Now what of those negative thoughts and conditions which it is impossible to avoid at the point where you are today? What of the ordinary troubles that you will have to meet in the office or a home? The answer is, that such things will not affect your diet provided that you do not accept them, by fearing them, by believing them, by being indignant or sad about them, or by giving them any power at all. Any negative condition that duty compels you to handle will not affect your diet. Go to the office, or meet the cares at home, without allowing them to affect you (“None of these things move me”) and all will be well. Suppose that you are lunching with a friend who talks negatively, do not try to shut him up or otherwise snub him. Let him talk, but do not accept what he says, and your diet will not be affected. Suppose that on coming home you are greeted with a lot of negative conversation, do not preach a sermon, but simply do not accept it. It is your mental consent, remember, that constitutes your diet. Suppose you witness an accident or an act of injustice let us say, instead of reacting with pity or indignation, refuse to accept the appearance at its face value; do anything that you can to right matters, give it the right thought and let it go at that. You will still be on the diet.

Of course, it will be very helpful if you can take steps to avoid meeting during this week anyone who seems particularly likely to arouse the devil in you. People who get on your nerves, or rub you up the wrong way, or bore you, are better avoided while you are on the diet; but if it is not possible to avoid them, then you must take a little extra discipline that is all.

Suppose that you have a particularly trying ordeal before you next week.
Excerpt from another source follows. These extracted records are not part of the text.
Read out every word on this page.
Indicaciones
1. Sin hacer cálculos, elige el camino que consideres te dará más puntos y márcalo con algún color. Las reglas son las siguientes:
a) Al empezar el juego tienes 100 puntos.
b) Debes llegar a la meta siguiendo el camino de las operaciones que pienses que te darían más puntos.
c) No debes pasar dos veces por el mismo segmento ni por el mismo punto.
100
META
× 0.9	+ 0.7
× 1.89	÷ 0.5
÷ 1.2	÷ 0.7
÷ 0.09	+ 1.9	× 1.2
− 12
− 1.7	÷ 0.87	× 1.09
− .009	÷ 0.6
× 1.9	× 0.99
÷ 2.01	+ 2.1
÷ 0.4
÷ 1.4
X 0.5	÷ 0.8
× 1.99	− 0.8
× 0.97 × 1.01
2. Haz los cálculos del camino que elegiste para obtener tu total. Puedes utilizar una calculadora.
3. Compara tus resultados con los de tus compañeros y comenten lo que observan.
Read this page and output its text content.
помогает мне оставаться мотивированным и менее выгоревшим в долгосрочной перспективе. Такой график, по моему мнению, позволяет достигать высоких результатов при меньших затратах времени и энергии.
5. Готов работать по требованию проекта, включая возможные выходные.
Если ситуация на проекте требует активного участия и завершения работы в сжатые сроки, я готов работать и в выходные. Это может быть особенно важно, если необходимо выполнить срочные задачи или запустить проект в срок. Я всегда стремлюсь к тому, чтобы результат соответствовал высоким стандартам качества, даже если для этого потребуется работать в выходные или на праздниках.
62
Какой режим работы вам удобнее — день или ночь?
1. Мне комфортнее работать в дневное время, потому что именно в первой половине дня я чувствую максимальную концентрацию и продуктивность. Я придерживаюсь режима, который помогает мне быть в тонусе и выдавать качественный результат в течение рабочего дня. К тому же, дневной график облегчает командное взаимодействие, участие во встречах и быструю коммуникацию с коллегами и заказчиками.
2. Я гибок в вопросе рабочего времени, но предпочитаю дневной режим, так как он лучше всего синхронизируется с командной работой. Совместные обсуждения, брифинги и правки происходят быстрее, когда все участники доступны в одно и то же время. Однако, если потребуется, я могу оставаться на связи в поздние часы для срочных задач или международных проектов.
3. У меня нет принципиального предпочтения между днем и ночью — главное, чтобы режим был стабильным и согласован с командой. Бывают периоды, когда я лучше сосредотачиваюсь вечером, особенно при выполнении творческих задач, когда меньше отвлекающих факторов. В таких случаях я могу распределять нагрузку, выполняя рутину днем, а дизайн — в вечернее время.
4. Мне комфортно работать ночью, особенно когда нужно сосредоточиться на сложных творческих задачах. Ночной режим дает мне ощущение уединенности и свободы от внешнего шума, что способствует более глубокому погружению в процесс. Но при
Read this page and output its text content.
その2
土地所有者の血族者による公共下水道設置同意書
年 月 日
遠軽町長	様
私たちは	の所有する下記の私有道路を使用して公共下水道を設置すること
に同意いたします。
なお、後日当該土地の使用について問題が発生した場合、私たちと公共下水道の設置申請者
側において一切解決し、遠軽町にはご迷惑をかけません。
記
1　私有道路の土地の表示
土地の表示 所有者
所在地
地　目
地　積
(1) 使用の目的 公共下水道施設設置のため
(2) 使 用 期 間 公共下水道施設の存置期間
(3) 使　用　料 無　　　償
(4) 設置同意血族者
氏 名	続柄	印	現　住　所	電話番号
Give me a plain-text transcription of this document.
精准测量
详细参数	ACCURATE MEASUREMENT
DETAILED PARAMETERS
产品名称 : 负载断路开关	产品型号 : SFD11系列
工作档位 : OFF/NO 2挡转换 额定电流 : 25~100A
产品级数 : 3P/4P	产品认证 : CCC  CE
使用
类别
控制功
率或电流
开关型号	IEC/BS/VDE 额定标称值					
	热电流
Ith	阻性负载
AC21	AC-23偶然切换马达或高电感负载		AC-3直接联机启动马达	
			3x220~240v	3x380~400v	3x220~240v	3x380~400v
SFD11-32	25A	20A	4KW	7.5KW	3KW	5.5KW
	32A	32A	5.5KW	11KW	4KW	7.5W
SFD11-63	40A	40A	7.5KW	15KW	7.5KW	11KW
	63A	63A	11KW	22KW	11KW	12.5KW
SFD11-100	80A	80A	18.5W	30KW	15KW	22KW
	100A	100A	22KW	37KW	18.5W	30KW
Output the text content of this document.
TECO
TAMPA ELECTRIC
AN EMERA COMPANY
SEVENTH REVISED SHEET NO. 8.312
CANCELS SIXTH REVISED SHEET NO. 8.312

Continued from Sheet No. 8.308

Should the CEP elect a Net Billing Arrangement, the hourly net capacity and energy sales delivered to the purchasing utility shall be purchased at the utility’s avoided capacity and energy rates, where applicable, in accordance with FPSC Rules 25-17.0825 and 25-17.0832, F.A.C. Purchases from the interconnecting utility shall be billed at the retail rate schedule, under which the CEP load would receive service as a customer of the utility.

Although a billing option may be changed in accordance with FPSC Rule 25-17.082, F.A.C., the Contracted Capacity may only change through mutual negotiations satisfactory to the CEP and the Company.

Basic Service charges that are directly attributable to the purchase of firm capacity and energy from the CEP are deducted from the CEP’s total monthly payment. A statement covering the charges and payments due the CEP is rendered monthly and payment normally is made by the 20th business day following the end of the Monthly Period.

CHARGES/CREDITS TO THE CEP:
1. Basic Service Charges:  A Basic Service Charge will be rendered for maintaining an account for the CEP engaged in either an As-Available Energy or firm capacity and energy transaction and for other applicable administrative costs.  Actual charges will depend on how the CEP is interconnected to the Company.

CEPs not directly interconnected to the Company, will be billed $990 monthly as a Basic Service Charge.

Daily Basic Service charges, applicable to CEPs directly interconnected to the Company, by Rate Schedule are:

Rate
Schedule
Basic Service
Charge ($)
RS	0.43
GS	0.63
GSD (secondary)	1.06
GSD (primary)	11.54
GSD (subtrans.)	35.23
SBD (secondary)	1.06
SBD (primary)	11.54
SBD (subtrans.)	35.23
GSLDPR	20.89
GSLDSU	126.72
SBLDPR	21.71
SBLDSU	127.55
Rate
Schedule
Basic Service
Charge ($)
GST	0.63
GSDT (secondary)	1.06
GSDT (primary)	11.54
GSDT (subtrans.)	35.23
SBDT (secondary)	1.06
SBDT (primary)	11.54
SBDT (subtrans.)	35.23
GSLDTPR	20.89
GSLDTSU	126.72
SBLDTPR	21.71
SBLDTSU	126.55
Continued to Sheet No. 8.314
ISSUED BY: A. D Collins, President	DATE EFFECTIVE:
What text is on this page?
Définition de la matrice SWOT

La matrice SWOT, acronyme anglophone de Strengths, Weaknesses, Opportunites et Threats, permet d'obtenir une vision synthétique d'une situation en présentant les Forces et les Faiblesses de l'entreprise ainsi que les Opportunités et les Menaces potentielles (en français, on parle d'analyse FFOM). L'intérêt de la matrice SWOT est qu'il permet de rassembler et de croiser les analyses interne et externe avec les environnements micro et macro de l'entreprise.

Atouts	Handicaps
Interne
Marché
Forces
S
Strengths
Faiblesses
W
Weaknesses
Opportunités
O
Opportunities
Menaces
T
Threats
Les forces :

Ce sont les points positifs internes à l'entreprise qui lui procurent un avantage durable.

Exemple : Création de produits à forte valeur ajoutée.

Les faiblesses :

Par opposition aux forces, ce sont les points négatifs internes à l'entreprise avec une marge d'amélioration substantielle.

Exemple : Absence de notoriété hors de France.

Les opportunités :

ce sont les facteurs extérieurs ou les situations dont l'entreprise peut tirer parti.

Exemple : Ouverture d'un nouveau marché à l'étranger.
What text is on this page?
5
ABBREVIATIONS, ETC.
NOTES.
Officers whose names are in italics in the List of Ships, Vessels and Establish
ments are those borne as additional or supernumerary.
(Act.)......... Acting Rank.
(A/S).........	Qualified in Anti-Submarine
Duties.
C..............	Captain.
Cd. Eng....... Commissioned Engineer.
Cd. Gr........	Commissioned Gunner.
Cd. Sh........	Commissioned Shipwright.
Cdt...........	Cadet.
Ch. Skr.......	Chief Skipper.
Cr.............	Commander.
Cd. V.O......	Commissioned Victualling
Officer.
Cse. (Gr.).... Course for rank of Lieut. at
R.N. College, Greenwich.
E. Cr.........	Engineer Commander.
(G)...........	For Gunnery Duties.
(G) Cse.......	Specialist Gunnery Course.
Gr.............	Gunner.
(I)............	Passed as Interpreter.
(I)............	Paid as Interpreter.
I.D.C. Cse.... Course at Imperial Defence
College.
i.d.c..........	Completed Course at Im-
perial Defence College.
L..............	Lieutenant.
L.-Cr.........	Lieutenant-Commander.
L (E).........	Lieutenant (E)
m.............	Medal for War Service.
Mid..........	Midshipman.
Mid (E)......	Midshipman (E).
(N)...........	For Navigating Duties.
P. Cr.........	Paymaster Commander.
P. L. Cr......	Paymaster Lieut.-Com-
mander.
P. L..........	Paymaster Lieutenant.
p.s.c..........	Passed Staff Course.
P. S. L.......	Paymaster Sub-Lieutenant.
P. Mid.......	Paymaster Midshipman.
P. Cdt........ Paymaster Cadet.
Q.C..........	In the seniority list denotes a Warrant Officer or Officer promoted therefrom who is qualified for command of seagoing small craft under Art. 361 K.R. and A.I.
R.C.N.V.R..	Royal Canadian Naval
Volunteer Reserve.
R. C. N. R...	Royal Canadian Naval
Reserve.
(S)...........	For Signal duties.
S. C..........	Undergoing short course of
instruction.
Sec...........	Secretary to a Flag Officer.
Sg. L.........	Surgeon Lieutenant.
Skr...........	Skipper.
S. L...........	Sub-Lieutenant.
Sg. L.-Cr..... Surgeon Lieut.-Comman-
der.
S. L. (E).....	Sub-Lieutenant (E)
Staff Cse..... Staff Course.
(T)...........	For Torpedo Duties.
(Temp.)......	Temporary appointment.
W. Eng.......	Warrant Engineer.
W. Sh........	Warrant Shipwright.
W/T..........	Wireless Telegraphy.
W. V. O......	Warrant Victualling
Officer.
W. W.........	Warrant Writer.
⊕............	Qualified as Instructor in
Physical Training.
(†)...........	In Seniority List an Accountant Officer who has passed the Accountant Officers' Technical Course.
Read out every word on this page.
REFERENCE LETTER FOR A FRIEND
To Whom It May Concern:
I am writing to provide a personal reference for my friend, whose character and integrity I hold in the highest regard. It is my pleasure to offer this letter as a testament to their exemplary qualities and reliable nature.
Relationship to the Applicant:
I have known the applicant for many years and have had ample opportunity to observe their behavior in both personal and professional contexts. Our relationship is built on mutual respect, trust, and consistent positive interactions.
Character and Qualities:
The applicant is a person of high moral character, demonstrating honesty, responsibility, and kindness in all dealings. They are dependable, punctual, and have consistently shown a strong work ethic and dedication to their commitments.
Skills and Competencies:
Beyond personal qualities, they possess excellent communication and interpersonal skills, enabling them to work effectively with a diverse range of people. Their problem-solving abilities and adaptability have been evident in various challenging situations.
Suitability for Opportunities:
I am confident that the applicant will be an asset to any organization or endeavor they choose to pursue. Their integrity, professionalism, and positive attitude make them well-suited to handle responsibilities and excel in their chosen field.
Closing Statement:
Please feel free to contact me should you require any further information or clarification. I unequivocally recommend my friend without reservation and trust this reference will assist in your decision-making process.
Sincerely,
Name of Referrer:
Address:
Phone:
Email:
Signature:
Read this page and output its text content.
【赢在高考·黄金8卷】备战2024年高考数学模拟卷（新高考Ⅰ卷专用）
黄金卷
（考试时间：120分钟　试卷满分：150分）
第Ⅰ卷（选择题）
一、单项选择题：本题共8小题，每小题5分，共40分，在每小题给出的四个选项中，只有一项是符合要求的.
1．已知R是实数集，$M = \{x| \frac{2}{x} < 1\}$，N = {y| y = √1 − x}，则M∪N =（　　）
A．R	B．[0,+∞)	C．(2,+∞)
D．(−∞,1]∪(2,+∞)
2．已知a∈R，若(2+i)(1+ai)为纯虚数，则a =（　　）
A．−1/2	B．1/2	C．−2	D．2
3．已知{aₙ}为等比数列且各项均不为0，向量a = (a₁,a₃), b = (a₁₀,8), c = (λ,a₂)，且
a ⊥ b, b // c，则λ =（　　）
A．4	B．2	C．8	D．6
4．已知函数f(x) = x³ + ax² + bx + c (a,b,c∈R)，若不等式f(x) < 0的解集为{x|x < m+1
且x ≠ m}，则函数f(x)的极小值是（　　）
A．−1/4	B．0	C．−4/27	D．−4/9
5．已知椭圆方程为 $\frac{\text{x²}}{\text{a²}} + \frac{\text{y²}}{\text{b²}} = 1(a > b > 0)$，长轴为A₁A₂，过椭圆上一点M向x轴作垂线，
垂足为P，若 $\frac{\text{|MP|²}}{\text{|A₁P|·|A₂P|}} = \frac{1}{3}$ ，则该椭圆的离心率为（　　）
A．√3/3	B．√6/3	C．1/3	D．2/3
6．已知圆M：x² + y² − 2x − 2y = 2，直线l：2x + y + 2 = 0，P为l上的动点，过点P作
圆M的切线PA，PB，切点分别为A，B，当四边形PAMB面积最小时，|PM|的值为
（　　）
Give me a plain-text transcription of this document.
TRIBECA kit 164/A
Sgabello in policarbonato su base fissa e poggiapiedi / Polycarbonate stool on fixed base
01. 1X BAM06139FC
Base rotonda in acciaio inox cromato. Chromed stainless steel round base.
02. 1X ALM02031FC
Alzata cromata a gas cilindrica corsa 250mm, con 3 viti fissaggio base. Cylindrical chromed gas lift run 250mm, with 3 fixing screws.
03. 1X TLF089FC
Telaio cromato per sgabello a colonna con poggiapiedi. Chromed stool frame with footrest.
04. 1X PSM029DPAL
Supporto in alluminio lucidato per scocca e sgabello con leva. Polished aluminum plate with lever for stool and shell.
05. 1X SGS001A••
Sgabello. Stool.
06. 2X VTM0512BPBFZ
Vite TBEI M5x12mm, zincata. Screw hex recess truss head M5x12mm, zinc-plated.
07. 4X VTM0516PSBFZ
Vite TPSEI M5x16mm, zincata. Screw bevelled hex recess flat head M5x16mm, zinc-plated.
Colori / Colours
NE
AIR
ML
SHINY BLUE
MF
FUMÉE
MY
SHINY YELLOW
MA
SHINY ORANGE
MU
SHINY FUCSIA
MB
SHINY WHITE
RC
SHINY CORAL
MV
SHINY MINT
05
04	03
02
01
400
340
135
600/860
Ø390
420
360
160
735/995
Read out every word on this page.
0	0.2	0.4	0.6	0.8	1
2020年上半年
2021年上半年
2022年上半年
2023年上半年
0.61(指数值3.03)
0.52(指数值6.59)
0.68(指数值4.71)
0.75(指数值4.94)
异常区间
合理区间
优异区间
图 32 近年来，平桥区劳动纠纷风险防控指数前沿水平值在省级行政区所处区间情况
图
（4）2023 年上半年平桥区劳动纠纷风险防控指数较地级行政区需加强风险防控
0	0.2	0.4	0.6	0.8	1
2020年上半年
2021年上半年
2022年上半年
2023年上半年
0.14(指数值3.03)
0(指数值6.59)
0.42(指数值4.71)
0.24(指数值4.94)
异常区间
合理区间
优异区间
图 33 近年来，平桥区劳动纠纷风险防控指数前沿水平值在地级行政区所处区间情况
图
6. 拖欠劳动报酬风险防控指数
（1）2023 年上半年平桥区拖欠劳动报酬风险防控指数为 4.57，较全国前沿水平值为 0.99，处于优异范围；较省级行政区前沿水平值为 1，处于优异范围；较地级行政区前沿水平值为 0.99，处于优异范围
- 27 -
Well, if you have enough spiritual understanding you will know how to meet that in the spiritual way; but for our present purpose, I think I would wait and start the diet as soon as the ordeal is over. As I said before, do not take up the diet lightly, but think it over well first.

In closing, I want to tell you that people often find that the starting of this diet seems to stir up all sorts of difficulties. It seen is as though everything begins to go wrong at once. This may be disconcerting, but it is really a good sign. It means that things are moving; and is not that the very object we have in view? Suppose your whole world seems to rock on its foundations. Hold on steadily; let it rock, and when the rocking is over, the picture will have reassembled itself into something much nearer to your heart's desire.

The above point is vitally important and rather subtle. Do you not see that the very dwelling upon these difficulties is in itself a negative thought that has probably thrown you off the diet? The remedy is not, of course, to deny that your world is rocking in appearance, but to refuse to take the appearance for the reality. (“Judge not according to appearances but judge righteous judgment.”)

Closing words of caution: Do not tell anyone else that you are on the diet, or that you intend to go on it. Keep this tremendous project strictly to yourself. Remember that your soul should be the Secret Place of the Most High. When you have come through the seven days successfully, and secured your demonstration, allow a reasonable time to elapse to establish the new mentality, and then tell the story to anyone else who you think is likely to be helped by it.

And, finally, remember that nothing said or done by anyone else can possibly throw you off the diet. Only your own reaction to the other person's conduct can do that.